Biophysical Journal | 2012
Bipasha Barua; Donald A. Winkelmann; Sarah E. Hitchcock-DeGregori
Tropomyosins (Tm) are α-helical coiled-coil proteins that associate end-to-end along the length of actin filaments in muscle and non-muscle eukaryotic cells. Conserved functions include binding and stabilization of actin filaments and cooperative regulation of actomyosin. From a phylogenetic analysis we identified the most conserved Tm residues and tested the hypothesis that residues important for actin-related functions should be conserved (Barua et al., 2011). We introduced Ala mutations at conserved b, c, f surface coiled-coil positions of rat striated αTm. The mutations were grouped according to their positions in the first or second half of periods 2-6 in a 7-period model of Tms sequence. The E. coli -expressed Tms had an N-terminal Ala-Ser to increase actin affinity.

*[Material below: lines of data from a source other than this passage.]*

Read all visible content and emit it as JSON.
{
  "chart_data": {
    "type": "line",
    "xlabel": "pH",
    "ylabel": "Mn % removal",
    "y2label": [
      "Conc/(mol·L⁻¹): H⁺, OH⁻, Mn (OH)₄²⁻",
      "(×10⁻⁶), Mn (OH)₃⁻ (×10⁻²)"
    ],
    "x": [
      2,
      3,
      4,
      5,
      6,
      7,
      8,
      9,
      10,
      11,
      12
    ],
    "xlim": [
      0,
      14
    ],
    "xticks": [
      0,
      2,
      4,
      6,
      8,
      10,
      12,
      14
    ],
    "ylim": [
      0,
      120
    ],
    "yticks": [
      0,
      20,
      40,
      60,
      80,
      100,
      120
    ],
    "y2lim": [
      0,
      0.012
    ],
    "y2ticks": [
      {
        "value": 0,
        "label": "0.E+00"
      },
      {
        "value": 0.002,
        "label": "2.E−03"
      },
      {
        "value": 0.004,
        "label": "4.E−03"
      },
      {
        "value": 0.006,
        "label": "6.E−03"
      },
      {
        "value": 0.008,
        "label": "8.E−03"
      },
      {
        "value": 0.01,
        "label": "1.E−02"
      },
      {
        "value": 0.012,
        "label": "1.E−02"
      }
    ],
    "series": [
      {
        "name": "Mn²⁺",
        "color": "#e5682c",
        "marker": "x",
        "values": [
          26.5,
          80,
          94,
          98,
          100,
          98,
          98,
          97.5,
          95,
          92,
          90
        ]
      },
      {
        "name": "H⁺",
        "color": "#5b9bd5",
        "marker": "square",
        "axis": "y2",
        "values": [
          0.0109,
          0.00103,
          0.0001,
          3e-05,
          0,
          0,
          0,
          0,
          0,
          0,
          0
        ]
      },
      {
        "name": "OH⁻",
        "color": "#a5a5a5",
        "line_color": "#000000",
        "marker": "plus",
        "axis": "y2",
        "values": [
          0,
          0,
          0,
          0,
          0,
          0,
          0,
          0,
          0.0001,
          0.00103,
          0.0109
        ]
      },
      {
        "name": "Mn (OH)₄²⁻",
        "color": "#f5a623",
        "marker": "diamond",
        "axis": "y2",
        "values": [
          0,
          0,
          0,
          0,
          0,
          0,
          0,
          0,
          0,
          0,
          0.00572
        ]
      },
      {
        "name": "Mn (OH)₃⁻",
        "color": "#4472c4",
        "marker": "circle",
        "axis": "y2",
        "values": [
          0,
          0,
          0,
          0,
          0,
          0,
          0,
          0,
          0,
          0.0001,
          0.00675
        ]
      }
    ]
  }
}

We previously reported that most mutations in the first half of periods 2-6 reduce actin affinity greater than 4-fold. Since mutations in the second halves had a less than 2-fold effect, we postulated the residues may be important for another conserved function, such as myosin regulation. Here we report results of in vitro motility assays to study the effects of mutations in the second halves of periods 2-6 on the cooperative regulation of actomyosin. At surface myosin concentrations that allow maximal velocity of naked actin filaments, the velocity of actin-Tm (A-Tm) filaments was ∼40-50% lower. Addition of N-ethylmaleimide-modified myosin S1 (NEM-S1) increased the velocity of A-Tm filaments over that of actin alone, in a concentration-dependent manner, illustrating activation. The velocity of A-Tm(mut) filaments was further inhibited by ∼50-80% relative to A-Tm, depending on the mutant. Addition of NEM-S1 increased the velocity. The results indicate that conserved residues in the second half of the periodic repeats are required for normal cooperative regulation of actomyosin by Tm. Supported by NIH.